Hey mate, I was trying to quantize this one yesterday with the convert.py script in exllamav2, but it always failed with this error:

 -- Resuming job
 !! Note: Overriding options with settings from existing job
 -- Input: llama-3-70B-Instruct-abliterated/
 -- Output: llama-3-70B-Instruct-abliterated-wip
 -- Using default calibration dataset
 -- Target bits per weight: 8.0 (decoder), 6 (head)
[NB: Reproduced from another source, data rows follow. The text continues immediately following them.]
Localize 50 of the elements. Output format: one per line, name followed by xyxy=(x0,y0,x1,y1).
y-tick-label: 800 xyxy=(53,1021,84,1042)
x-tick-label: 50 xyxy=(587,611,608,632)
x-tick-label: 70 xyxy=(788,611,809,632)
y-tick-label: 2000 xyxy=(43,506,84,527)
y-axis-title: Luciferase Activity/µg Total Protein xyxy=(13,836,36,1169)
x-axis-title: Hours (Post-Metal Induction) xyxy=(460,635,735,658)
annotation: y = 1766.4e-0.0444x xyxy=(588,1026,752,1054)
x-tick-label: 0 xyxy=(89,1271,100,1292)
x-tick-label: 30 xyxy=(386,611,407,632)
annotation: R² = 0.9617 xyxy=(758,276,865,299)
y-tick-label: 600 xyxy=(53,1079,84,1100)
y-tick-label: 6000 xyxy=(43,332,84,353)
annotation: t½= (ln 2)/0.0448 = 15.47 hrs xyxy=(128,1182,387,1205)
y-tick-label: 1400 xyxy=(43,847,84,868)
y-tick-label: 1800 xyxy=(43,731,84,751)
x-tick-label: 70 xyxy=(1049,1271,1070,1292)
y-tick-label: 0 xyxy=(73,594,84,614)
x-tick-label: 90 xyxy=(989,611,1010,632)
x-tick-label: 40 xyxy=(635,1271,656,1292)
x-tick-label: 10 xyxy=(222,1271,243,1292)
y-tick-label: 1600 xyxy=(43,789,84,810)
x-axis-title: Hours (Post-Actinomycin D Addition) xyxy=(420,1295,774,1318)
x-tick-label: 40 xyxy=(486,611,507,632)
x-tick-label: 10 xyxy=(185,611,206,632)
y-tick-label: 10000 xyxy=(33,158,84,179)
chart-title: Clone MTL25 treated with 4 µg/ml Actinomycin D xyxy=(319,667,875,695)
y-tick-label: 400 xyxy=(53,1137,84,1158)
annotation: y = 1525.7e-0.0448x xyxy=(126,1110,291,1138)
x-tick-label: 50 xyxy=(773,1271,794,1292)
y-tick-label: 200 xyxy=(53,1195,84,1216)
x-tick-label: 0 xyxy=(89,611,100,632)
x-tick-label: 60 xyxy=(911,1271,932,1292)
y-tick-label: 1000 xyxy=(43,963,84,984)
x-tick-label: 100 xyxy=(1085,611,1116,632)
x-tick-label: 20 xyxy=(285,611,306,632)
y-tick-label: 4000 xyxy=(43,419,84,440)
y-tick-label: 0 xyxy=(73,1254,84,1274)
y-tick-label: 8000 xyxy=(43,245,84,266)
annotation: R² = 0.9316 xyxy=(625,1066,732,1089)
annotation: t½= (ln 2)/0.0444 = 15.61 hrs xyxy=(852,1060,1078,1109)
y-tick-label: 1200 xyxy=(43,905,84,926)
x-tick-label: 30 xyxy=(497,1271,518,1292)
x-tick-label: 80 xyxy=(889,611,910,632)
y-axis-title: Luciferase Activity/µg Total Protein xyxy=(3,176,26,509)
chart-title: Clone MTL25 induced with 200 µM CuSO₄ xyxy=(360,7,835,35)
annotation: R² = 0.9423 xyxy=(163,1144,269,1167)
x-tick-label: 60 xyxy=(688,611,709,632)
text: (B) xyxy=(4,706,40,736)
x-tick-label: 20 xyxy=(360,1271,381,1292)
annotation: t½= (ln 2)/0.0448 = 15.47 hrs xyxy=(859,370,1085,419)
 -- Max shard size: 8192 MB
 -- Full model will be compiled to: exl2/llama-3-70B-Instruct-abliterated-exl2-8BPW
 -- Quantizing...
 -- Layer: model.layers.0 (Attention)
 -- Linear: model.layers.0.self_attn.q_proj -> 1:6b_32g s4, 6.13 bpw
 -- Linear: model.layers.0.self_attn.k_proj -> 1:6b_32g s4, 6.16 bpw
 !! Warning, difference of (0.015625, 0.015625) between unpacked and dequantized matrices
 -- Linear: model.layers.0.self_attn.v_proj -> 1:8b_32g s4, 8.16 bpw
 ## Quantization error (2)

Never had an issue with this before. Did you have to do anything special for this model to make it work?